Despite the slump in oil prices, the country’s leading oil distributor and refiner Petron Corp. expects to post a banner year this 2016, with net profit seen reaching P18 billion as its upgraded Bataan refinery reaches optimal operation.

Ramon S. Ang, president of both Petron Corp. and its parent conglomerate San Miguel Corp. (SMC), told reporters late Wednesday that the Bataan refinery has now become very efficient in its extraction, with output now reaching 180,000 barrels a day. “That means it has achieved maximum liquid yield and even for petrochem products, this has been achieved,” Ang said shortly before the investors’ briefing for SMC’s P30-billion preferred shares offering.

“Can you imagine that at $30 per barrel, we will be tracking $650 million in cash flow and this year, 2016, I think Petron will give us P18-billion net income (even with global oil prices) at $30 per barrel,” Ang later said during the open forum.

Petron Bataan Refinery, the country’s biggest integrated refinery and petrochemical complex, processes crude oil into a full range of petroleum products including gasoline, diesel, liquefied petroleum gas (LPG), jet fuel, kerosene and industrial fuel oil. It also produces petrochemical feedstock benzene, toluene, mixed xylene and propylene, which are raw materials used in a wide variety of applications, including food packaging, rope, sacks, plastic parts, home appliance, automotive parts and reusable containers.

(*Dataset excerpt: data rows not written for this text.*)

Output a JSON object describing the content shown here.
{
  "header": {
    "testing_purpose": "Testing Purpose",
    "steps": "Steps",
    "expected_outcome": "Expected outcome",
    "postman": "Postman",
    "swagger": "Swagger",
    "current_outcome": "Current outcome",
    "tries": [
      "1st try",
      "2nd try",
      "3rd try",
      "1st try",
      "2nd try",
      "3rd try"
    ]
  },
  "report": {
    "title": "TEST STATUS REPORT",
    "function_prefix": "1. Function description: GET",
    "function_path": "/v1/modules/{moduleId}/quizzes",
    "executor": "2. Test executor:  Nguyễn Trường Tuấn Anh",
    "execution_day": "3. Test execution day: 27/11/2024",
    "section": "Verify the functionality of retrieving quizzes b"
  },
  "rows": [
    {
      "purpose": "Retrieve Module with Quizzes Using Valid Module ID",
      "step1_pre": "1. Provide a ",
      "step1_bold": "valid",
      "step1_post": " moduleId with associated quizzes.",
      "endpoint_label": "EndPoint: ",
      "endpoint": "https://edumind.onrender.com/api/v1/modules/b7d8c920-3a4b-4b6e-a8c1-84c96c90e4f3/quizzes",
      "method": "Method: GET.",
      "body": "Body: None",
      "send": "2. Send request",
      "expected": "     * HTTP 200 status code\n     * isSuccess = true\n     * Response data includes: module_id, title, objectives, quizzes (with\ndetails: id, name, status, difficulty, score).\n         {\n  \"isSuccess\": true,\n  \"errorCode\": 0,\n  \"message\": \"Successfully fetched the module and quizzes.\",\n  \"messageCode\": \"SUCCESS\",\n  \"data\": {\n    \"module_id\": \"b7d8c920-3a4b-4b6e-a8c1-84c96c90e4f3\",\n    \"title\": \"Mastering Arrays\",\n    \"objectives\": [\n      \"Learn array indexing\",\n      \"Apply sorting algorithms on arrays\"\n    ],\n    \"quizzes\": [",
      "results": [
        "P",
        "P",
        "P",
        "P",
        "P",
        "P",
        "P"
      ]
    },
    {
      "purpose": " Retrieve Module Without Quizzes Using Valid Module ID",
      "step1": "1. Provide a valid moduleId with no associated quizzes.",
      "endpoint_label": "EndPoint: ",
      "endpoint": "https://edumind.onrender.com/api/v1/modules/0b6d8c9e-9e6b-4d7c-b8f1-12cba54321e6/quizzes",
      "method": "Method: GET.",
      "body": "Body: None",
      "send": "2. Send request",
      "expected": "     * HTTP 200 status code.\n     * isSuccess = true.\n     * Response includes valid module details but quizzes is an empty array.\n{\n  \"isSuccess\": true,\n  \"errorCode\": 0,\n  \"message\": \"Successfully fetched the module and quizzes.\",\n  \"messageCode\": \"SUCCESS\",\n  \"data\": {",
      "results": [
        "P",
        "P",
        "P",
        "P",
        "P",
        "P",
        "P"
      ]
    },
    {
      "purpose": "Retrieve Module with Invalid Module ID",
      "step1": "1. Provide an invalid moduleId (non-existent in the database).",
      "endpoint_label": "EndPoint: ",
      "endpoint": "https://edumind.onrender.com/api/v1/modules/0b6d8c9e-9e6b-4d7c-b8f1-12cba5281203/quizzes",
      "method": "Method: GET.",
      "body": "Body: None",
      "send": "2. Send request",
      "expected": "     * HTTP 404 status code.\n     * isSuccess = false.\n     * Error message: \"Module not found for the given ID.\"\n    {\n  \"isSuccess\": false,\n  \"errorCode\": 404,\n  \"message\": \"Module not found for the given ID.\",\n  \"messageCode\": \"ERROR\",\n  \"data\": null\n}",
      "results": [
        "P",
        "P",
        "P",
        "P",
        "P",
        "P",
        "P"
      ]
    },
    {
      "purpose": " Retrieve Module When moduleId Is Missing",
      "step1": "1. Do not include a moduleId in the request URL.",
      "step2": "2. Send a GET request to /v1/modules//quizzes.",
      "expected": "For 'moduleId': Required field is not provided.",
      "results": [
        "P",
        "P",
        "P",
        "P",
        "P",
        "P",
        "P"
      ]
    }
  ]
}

In the first nine months of 2015, Petron posted a P4.46-billion net profit attributable to equity holders of parent firm compared to P3.32 billion in the same period a year ago. In 2014, Petron chalked up a full-year attributable net profit of P3.32 billion compared to P5.25 billion in 2013.

Petron has spent $2 billion upgrading the Bataan refinery and shelled out another $700 million to put up a power plant to supply electricity to the refinery and another 600 tons-per-hour of steam.

At that time when Petron made the refinery investment, Ang said global oil prices were hovering at $100 a barrel, which was projected give Petron $1 billion in free cash flow each year. The upgrading program for the refinery started in 2011.

But even now that oil prices have gone down to less than $30 a barrel, Ang said cash flow based on earnings before interest taxes, depreciation and amortization (Ebitda) could still reach $650 million this year because of the increase in economic yield following the successful refinery upgrading program.

“When we were expanding the refinery, the liquid yield or economic yield of the refinery was much lower then at around 60-plus percent. Right after we have expanded the refinery, we are now experiencing a tremendous growth in the extraction of white product, meaning for every barrel, we are now able to extract 93 percent economic liquid yield of gasoline or diesel. So we are quite lucky that the technology we have chosen in the upgrading of the refinery in the Philippines was really really very successful,” Ang said.

In the first nine months of 2015, Petron accounted for the lion’s share of parent SMC’s business at 54 percent.